I reminded them of how the neighbor girl told them that you have to have sex to make a baby and that she was right. I explained how the man has the sperm which fertilizes the woman’s egg so it can become a baby. Then I said the sentence that I’ve been dreading: The man fertilizes the egg by putting his penis into the woman’s vagina.

Their eyes were as big as platters.

Then of course they asked if that’s what I did with daddy so I explained that we in fact did do “that” to make each one of them.

Madeline was uttering a lot of “ewww’s” and “gross’s” but yet was all too willing to look at the books I handed over. We thumbed through the books and I pointed out how cool and amazing the scientific process of making life is to deflect from the physical process. I giggled with them over the drawings of naked grown ups while I discussed that sex is not something children do because it’s a special thing between two people in love. I also explained that sex is a private topic and that they shouldn’t tell the kids at school. My kids attend a catholic school and I can just see a pissed off parent calling me because my kid told theirs that God isn’t the only person who puts a baby in a woman’s belly.

I also talked to them about periods and puberty but much of that they already knew along with how a baby comes out. The nurse in me never had any trouble with discussing those things. It’s the whole penis in the vagina thing that I got hung up on. Mostly because of my childhood memory of when I found out about intercourse. I was six when my cousin told me and I was completely grossed out because my parents were not discreet about their sexual relations. I had seen or heard them in one too many sexual situations and once I knew what they were doing I was mortified and disgusted. I don’t want my kids to feel that way about sex. It’s always icky to think about our parents having sex but I’m hopeful that since I have a better relationship with my kids than my parents did with me that they won’t be scarred by this new information like I was.

I left them alone with the books but listened from another room. I had to smile as I listened to them giggle because it reminded me of my sister and me doing the same as kids.

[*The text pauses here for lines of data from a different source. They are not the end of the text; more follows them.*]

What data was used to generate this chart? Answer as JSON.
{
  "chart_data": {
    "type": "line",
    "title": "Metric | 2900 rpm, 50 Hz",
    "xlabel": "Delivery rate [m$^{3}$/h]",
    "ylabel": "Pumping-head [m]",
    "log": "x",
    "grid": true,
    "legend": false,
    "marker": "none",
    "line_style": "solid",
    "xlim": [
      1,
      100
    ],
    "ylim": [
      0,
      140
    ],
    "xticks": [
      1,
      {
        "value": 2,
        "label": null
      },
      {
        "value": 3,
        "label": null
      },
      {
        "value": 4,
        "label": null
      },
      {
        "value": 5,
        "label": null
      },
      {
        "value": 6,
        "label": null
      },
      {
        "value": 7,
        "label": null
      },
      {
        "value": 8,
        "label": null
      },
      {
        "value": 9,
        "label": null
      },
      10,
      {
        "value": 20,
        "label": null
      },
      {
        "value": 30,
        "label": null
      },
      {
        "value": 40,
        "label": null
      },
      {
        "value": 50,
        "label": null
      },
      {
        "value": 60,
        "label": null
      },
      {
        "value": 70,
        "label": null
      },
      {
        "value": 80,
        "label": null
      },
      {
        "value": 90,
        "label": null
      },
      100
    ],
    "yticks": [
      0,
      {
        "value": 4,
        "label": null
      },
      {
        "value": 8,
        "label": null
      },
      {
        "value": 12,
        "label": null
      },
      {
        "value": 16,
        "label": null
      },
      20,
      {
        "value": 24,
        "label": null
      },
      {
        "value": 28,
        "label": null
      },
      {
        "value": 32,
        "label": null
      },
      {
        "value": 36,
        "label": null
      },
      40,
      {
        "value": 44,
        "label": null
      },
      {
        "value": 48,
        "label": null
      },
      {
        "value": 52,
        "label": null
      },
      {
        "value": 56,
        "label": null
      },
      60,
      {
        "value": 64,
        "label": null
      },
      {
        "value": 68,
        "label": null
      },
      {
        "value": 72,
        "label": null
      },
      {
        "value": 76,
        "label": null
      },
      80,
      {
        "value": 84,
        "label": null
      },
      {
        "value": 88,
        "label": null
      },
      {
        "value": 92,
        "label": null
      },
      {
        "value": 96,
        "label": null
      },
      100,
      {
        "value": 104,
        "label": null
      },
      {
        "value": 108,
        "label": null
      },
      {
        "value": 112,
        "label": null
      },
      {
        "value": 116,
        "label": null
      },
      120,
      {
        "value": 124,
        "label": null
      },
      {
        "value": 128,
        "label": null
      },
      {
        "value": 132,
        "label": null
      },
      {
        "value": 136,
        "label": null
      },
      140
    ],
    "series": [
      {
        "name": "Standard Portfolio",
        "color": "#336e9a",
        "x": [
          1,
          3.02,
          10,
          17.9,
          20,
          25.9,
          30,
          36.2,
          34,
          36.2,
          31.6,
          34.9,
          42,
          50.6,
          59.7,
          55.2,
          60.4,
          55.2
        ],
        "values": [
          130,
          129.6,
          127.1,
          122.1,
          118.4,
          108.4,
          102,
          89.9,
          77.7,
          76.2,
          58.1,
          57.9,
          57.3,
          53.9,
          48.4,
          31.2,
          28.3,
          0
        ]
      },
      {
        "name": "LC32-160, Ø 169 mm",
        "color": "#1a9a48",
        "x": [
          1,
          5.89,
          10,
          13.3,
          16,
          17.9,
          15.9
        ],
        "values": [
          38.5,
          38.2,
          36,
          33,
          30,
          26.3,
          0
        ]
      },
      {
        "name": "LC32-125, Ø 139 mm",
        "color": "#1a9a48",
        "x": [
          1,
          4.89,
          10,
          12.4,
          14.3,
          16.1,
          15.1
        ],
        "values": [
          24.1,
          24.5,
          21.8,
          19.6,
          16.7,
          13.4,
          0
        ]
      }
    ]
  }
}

I’m glad that I finally did it and that it was not at all traumatic. I was afraid that I was going to feel like they’ve lost their innocence but that was not at all how it felt. It actually felt very empowering. I’ve empowered them with important knowledge in a no big deal kind of way about something that until then had been a big secret. The secret lost it’s power and now my kids have information about something they’ve been curious about plus the added benefit of knowing they can talk to me about sex and hopefully with a little less embarrassment.

Now I just have to figure out when and how to tell my son. I feel way weirder talking to him about it than the girls but there is no way my wussy husband is going to do it. Hopefully his sisters will show him the books or he will find them himself. (I’m making chicken sounds as I type this. Go ahead and join me.)